Well, this has proven to be the most difficult answer to find, as well as the most difficult one to understand. But I pride myself on being able to effectively explain difficult things, so buckle up. Methylcellulose is a type of surfactant, surfactants can connect to both water and oil. The best example of a non edible surfactant is dish soap. Dish soap can mix with water but it also helps the water become really good at removing the oils from a dirty pan. So in food, surfactants are good at emulsification, the process of mixing oils and water. So you may be wondering, what does this have to do with gelling? So as the methylcellulose is mixed into water the hydrophilic (water loving) ends of the methylcellulose hydrate and this causes the mixture to thicken. The best way I found this being described is the methylcellulose being held in tiny cages. But as the mixture is heated (energy is added) the little cages are opened up and the methylcellulose starts to move around briefly. This is so brief and on such a small scale we cannot see it with the naked eye. These methylcellulose molecules become disorderly, this is known as entropy. Entropy is a confusing topic and the most simple way I can explain it as the disorganisation of a system as heat energy is added. As quickly as this occurs, the hydrophobic (water fearing/ oil loving) ends of the methylcellulose become connected creating a gel system. As the heat penetrates the methylcellulose mixture the molecules are released from their cages and begin to wander and get caught up in a net of sorts. The network of bonds works its way inward from the heat source until it reaches a point of equilibrium where all of the molecules have been heated above the gelling temperature. As the mixture falls below its gelling temperature the bonds will separate molecules and return to their cages in a nice orderly fashion. Once all the molecules have been returned to their cages the mixture will be back in its original liquid form. The best way to see this for yourself is in our recipe for Hot ice cream. The moment the mixture hits the simmering water you can see it begin to gel. After 1 minute you can remove the hot ice cream from the water and cut it in half. The center will be liquified and the exterior will be gelled. So the next time you need a bit of a helping hand prevent your apple crisp from boiling over or repelling oil in a donut recipe know there is no fear in using a little methylcellulose.


Ready to get Cooking?

Give our Some Like It Hot Ice Cream recipe a try! If the notion of a hot ice cream blows your mind you’re not alone. This recipe takes your favorite traditional ice cream flavor and flips expectations on its head using methylcellulose and a bit of modern technique. When was the last time you served up ice cream and shouted “Get ’em while they’re hot!

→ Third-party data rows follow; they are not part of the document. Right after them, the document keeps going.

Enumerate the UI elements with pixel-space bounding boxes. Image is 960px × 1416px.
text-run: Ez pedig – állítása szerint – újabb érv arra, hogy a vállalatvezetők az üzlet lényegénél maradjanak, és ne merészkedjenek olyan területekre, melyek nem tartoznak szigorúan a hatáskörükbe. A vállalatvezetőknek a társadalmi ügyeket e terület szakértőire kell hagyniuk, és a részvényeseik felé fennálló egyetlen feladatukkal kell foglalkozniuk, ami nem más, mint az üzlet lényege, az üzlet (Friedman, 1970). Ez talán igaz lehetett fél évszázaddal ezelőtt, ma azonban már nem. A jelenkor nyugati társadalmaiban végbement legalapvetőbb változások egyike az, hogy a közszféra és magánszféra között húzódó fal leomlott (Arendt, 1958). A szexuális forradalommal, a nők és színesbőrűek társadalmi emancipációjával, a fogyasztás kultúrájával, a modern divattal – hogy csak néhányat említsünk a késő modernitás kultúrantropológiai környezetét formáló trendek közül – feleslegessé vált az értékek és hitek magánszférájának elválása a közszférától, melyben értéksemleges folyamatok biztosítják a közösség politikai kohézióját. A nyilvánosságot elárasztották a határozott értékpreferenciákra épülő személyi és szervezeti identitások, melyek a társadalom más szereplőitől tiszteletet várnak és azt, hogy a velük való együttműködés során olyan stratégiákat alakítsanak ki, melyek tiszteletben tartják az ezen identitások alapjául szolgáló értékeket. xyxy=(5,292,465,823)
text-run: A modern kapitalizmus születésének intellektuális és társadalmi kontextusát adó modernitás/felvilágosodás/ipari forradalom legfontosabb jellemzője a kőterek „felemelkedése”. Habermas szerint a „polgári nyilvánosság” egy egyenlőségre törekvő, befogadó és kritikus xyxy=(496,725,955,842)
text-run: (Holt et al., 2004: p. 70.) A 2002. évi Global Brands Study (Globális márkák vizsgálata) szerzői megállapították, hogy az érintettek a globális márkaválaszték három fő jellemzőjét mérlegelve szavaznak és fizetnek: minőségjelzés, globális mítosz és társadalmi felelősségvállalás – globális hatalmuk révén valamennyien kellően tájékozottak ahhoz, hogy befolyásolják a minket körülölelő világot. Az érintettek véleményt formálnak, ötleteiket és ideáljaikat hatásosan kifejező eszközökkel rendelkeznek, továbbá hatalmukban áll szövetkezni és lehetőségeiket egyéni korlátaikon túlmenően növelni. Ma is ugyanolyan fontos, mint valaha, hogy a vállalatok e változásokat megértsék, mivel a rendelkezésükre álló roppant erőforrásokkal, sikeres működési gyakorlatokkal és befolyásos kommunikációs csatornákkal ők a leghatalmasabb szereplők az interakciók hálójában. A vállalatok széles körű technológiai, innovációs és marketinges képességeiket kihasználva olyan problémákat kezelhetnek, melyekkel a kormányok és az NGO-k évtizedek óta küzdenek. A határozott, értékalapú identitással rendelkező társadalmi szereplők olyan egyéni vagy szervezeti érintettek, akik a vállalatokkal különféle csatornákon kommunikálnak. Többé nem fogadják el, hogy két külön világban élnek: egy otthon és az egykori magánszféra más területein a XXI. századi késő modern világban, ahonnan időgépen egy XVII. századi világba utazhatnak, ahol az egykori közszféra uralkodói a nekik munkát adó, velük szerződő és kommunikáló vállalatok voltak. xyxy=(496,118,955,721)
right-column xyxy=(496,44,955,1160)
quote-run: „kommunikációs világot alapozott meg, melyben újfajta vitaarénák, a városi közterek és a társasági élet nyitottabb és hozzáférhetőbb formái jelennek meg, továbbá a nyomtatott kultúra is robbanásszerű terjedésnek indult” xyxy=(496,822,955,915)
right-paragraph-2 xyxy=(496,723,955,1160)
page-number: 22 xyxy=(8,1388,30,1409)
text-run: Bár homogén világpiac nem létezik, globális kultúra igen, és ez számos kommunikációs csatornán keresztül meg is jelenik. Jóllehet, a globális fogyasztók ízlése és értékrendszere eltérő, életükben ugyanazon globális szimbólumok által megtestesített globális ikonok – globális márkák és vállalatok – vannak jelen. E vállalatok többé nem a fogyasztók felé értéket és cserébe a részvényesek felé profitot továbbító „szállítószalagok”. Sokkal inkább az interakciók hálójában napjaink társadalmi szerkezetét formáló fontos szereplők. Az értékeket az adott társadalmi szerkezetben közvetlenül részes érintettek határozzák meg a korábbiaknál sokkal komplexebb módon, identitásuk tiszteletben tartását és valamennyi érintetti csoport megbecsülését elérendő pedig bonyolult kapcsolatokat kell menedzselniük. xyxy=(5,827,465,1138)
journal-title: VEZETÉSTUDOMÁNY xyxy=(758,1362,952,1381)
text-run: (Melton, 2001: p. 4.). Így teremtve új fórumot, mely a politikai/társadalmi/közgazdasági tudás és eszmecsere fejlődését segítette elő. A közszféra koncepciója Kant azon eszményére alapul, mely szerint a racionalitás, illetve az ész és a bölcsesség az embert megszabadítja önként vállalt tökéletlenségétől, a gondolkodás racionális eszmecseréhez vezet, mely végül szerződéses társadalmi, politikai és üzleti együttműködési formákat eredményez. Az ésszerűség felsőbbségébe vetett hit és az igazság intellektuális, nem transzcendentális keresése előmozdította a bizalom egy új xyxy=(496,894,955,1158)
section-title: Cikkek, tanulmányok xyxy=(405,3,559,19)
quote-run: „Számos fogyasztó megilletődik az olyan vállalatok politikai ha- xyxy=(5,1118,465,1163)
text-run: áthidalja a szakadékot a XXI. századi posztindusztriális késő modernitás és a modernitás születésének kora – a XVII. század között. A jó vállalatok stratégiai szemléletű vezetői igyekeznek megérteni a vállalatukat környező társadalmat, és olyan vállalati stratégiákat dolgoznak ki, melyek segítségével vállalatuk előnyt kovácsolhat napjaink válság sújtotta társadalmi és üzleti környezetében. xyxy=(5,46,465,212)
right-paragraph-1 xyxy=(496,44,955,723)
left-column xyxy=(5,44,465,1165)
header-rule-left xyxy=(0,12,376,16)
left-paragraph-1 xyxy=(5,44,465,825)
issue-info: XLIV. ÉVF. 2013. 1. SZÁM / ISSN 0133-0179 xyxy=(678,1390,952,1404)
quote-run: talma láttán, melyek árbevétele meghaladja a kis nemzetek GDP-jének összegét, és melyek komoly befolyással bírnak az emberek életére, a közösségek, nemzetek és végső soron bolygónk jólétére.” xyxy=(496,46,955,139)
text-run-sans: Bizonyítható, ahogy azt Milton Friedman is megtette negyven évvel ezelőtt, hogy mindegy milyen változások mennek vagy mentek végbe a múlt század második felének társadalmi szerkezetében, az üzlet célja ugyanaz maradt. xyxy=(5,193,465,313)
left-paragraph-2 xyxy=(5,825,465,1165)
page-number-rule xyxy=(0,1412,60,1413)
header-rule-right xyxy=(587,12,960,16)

  • Here is something I don’t quite understand: When you use methylcellulose in a plant-based burger or meatloaf recipe, what happens when your cooked recipe cools? If you put cooked burgers in the fridge, do they hold their shape and firmness? Or do they collapse? Or if you had cold leftover meatloaf, would it stand up to being sliced for a sandwich?

    (I haven’t been able to test this because I’ve only tried the basic plant-based meat recipe once, and I must have substituted something incompatible because my test burger didn’t firm up when cooked, not even enough to turn it with a spatula. But the concoction was pretty tasty and made a nice ravioli filling!)

  • Heres what i dont understand. There is no author listed, no sources, not even a date published!! This has great information, and I cant even cite it…

    • All articles are the blog are by Modernist Pantry. Publish date was 2/19/20. Hope that helps!

  • would you know how to make a methylcellulose hair gel? I have not yet found a recipe for it.